As cisões – que se dão entre a elaboração de novas formas artísticas ou a continuidade dos dados da tradição, entre “amar sem esperança” ou “mergulhar nos redemoinhos da vida”, entre viver a solidão individual tão própria do gregarismo do campo ou fundir-se espiritualmente com as multidões das grandes cidades, como Moscou ou Gênova – constituem as principais linhas de força da tão percuciente quanto dolorosa análise que Tchekhov empreende da crise da subjetividade vivida pelo homem moderno, cuja experiência individual é submetida a anulações e destruições ininterruptas, contínuas. Para a qual o suicídio final de Treplev é o último dos desenganos.
Eis que, então, a encenação de A Gaivota por Yuri Butusov priva do mesmo caráter de reescritura do texto original perseguido e realizado por Pierre Menard, o famoso protagonista do conto de Jorge Luis Borges. Também o diretor russo não se vergou ao prazer do anacronismo, “atraído por ideias primárias de que todas as épocas são iguais ou diferentes”. Antes disso, as formas teatrais a que Butusov deu luz lhe são originais e próprias, embora absolutamente coincidentes com as formas previamente concebidas por Anton Tchekhov.
O texto original tchekhoviano está aqui não integral, mas integramente preservado. Pela via do exercício de mimese? Decerto que não. Pois A Gaivota do Teatro “Satiricon” denominado A. Raykin sequer é exercício (essa também uma ideia primária que tanto fascínio tem exercido sobre artistas contemporâneos). O grande poder de comunicação que o espetáculo estabelece com a plateia reside em sua qualidade de rascunho permanente, rasgado no exato momento em que alguma forma possa se cristalizar e se tornar admirável. Direção, interpretação, cenografia e música, assim, concorrem para fazer do texto uma ruína circular (novamente Borges), inesgotável em sua capacidade de gestar o novo através do atávico, do pré-existente.

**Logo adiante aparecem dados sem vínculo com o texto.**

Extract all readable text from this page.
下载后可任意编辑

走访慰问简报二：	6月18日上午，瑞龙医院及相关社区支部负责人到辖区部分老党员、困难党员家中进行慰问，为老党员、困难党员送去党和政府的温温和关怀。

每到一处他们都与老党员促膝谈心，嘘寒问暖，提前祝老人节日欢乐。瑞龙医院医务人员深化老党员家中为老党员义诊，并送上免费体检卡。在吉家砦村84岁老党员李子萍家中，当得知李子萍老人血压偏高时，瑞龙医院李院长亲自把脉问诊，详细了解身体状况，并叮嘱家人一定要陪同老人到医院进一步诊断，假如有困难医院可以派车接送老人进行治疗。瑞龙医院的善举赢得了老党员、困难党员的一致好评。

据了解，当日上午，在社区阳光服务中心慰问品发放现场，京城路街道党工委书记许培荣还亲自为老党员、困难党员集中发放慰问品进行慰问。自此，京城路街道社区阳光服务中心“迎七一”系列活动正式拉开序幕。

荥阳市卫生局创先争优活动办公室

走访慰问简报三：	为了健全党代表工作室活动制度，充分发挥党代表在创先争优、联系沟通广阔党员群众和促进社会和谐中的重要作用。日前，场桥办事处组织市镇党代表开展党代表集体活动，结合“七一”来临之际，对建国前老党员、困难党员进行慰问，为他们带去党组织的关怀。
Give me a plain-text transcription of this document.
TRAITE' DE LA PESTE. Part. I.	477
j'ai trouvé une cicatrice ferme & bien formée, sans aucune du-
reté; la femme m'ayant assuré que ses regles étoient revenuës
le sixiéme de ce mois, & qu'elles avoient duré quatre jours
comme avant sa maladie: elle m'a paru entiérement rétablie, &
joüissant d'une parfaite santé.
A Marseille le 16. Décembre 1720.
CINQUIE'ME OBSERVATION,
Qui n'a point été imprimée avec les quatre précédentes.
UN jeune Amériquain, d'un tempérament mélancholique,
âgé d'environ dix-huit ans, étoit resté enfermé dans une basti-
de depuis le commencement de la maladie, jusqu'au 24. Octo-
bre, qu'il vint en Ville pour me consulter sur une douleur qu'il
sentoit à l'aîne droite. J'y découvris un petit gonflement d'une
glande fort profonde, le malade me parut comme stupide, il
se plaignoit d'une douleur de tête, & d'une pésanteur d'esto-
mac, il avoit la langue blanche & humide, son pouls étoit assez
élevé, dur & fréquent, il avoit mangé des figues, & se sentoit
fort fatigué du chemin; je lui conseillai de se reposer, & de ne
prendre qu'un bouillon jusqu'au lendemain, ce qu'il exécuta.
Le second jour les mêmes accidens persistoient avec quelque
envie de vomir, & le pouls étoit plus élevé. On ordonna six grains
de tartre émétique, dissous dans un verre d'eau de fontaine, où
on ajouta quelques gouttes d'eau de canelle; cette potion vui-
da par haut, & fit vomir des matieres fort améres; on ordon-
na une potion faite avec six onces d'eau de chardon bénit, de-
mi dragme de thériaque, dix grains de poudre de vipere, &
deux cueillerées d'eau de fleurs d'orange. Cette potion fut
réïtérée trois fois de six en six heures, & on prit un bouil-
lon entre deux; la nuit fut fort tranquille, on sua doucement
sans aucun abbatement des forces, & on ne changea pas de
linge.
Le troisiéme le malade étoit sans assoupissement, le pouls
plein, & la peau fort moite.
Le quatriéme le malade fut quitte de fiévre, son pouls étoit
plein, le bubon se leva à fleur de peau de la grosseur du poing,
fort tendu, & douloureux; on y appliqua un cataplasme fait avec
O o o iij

As distorções – como seria de se esperar – causam estranhamento, mas estão todas elas a serviço da engenhosa – talvez mais apropriadamente industriosa – conversão das versões do texto em versões da escritura cênica. O lirismo das falas originais (a partir de algum momento, não será mais possível falar em originalidade) transforma-se em gritaria, acompanhada por música muito alta, desagradável aos ouvidos. Butusov aqui tem a incrível capacidade de nos apresentar um Tchekhov altissonante e tonitruante, um meio-irmão de Zeus. O bucolismo da vida rural é retratado em meio a muita sujeira, muito detrito, muitos elementos desperdiçados em cena (sobretudo papéis rasgados e água derramada – elemento recorrentemente explorado em seu volume incontido, disforme). Sobre este aspecto, vale registrar, então, o impactante trabalho de design cenográfico assinado por Alexander Shishkin.
A interferência regular do próprio diretor em cena, engrossando o coro de uma energia feérica, excitada, delirantemente pop, marca o caráter de ensaio que também advém das inúmeras cenas que se repetem com atores e inflexões diferentes. O importante é não se deixar aprisionar por nenhuma forma já conhecida, a fim de que não somente o não-Dumas que habita Treplev como também o não-Turgueniev que mora em Trigorin tenham plenas condições de existir cenicamente.
Mas se o teatro de Butusov é um teatro de ardor e de excessos, ao espectador atento é possível também usufruir aqui e ali de algumas irrupções de subjetivismo poético e de contenção. A ambiência pianística de muitas cenas, o uso de uma precária máscara de tosco papel e a percepção de que o histrionismo lancinante muitas vezes dissimula o mais pungente do patético são algumas delas.
Errática, rudimentar e anômala, a presente encenação de A Gaivota constitui um misto de método e loucura disposto à criação de uma experiência de impossibilidade ficcional exemplar: nela nós continuamos sendo nós mesmos, mas atingimos o centro de irradiação do universo tchekhoviano mediante a ocorrência de nossas próprias experiências pessoais.